50. De ki: Eğer ben, sapacak olsam, ancak kendi aleyhime sapmış olurum. Şayet hidayete erersem, Rabbimin bana vahyetmesinden ötürü ererim. O, muhakkak ki Semi'dir. Karib'tir.
51. Bir görsen, hani onlar korkmuşlardı. Artık kaçacak yerleri de yoktur, yakın bir yerde yakalanmışlardır.
52. O'na inandık demişlerdir. Ama uzak bir yerden nasıl kolayca imana ulaşılır?
53. Halbuki daha önce onu inkar etmişlerdi. Uzak bir yerden gayba atıp tutuyorlardı.

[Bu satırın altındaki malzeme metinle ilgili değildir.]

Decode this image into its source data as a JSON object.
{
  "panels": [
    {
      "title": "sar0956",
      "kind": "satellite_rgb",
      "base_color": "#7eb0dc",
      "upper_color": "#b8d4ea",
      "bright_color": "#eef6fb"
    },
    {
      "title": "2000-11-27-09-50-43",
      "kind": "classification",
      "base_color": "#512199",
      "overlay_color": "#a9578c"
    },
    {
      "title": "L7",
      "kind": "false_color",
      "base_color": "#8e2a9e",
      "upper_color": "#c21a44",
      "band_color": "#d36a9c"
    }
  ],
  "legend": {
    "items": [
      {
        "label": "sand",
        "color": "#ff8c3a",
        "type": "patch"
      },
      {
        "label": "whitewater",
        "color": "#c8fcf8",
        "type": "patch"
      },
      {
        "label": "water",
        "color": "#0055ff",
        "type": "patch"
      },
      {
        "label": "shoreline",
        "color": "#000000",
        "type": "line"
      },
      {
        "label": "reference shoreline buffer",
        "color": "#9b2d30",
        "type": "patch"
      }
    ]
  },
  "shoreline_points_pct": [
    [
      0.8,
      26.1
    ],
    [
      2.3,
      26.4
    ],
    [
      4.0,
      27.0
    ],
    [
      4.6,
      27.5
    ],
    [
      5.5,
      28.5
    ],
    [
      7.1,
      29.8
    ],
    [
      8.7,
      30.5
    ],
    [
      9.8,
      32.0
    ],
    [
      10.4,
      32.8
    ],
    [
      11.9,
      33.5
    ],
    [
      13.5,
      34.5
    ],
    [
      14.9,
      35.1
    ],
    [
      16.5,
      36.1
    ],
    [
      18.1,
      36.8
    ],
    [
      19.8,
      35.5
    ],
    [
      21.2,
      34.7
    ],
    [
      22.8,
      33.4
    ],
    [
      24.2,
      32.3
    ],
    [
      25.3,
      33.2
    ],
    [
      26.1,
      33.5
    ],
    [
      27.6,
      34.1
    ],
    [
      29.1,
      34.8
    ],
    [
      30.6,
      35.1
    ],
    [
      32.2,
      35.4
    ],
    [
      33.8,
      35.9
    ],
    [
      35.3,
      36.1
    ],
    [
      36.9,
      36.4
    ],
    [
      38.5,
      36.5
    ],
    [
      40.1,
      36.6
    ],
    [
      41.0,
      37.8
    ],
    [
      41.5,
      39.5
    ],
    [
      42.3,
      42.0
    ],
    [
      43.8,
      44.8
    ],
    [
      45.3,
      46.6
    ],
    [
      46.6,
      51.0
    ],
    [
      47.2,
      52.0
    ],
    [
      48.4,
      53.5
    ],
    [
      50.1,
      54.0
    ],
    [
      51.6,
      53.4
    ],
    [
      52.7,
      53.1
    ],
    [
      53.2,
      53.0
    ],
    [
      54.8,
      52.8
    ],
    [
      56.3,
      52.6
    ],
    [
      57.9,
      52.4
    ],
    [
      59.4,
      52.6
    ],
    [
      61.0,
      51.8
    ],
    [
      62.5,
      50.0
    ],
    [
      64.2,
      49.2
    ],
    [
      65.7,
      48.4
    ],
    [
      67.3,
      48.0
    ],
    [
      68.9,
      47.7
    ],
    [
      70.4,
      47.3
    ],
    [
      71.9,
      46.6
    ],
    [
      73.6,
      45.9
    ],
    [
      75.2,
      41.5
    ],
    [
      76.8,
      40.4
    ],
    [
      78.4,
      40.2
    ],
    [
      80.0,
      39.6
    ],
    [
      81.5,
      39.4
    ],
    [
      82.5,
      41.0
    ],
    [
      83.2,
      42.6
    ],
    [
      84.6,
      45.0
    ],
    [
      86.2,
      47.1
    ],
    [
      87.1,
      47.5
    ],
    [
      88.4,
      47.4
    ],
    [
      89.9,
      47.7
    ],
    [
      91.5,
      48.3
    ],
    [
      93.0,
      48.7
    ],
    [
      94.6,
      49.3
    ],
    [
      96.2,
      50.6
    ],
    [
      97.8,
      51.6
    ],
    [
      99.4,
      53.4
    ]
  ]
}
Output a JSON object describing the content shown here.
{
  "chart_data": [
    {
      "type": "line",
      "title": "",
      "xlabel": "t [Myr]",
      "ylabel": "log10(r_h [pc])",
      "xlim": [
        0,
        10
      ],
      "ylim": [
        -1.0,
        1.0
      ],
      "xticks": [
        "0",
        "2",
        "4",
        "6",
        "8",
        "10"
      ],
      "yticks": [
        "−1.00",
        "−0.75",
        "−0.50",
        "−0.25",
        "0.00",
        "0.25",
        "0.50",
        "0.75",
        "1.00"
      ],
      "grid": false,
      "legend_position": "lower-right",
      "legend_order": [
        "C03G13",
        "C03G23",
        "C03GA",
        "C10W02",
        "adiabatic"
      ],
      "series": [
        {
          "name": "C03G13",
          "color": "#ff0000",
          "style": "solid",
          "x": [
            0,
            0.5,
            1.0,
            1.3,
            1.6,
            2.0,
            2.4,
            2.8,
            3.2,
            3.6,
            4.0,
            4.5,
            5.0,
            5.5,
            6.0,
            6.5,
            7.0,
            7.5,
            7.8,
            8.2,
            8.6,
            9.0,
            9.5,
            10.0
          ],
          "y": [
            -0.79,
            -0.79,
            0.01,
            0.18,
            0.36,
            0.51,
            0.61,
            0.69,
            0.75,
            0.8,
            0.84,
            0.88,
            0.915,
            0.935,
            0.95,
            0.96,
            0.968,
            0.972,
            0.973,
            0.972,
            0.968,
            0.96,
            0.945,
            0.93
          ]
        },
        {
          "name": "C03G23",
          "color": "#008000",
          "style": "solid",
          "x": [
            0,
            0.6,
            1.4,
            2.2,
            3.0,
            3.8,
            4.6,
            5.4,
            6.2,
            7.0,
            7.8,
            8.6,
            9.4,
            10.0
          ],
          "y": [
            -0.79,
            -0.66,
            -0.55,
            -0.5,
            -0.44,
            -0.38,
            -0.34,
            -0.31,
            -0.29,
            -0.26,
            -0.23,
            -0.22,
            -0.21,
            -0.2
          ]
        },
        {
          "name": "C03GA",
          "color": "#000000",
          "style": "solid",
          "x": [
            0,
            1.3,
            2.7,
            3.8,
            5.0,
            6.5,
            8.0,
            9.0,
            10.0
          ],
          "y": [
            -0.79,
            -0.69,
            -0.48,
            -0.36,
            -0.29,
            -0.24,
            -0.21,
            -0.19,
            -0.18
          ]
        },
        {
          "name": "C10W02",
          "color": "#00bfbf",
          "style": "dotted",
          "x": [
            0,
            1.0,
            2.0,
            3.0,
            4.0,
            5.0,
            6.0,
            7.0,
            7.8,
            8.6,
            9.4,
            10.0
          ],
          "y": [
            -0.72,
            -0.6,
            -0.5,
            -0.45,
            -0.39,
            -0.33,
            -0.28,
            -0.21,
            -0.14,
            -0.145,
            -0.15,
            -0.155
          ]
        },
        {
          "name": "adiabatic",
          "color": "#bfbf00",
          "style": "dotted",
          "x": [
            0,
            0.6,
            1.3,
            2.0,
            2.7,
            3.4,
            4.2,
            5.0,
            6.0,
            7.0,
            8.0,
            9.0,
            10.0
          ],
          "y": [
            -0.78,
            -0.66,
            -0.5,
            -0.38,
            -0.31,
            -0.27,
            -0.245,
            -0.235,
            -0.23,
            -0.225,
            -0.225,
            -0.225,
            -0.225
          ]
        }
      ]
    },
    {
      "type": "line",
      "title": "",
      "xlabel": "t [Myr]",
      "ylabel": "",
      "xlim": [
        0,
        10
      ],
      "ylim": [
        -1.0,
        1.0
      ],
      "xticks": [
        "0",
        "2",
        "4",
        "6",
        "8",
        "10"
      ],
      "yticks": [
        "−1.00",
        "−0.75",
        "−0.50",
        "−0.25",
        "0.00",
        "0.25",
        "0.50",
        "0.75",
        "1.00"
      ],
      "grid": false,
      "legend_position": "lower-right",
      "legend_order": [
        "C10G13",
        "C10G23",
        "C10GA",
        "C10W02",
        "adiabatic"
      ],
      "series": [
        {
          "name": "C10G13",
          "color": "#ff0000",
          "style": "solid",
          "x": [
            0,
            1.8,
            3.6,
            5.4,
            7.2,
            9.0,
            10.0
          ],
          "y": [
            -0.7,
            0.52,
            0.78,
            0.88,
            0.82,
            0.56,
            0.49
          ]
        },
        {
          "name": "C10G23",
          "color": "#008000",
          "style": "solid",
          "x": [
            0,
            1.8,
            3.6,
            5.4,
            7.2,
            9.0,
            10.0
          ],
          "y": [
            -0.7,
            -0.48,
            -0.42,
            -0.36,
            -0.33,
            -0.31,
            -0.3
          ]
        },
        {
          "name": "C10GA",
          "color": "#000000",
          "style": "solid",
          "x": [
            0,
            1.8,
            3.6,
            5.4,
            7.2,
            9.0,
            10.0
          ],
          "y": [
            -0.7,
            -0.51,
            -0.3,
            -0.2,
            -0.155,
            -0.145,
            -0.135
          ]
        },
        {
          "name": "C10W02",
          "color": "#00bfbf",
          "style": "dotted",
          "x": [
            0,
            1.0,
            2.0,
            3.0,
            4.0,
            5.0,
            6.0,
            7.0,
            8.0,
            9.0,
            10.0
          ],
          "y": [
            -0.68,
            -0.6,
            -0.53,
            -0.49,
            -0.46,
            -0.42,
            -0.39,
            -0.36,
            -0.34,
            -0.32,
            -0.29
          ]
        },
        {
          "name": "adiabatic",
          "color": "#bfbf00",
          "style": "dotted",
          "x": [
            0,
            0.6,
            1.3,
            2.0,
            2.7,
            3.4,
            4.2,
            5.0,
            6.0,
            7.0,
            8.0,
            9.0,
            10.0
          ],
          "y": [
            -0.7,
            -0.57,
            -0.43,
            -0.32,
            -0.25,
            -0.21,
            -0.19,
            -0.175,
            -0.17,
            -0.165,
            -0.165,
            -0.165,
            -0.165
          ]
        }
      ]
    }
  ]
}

54. Onlarla arzuladıkları şeylerin arasına bir engel konulmuştur. Daha önce benzerlerine yapıldığı gibi. Şüphesiz onlar şiddetli bir tereddüt ve şüphe içindedirler.
1. Hamd; göklerin ve yerin yaratanı, melekleri ikişer, üçer, dörder kanatlı elçiler kılan Allah'a mahsustue. Yaratmada dilediği kadar fazlalaştırır. Muhakkak ki Allah; her şeye kadirdir.
2. Allah'ın insanlar için açtığı rahmeti, tutacak yoktur. Tuttuğunu da O'ndan sonra gönderecek yoktur. Aziz, Hakim O'dur.
3. Ey insanlar; Allah'ın üzerinizdeki nimetini düşünün. Allah'tan başka gökten ve yerden sizi rızıklandıran bir yaratıcı var mıdır? O'ndan başka ilah yoktur. O halde nasıl çevriliyorsunuz?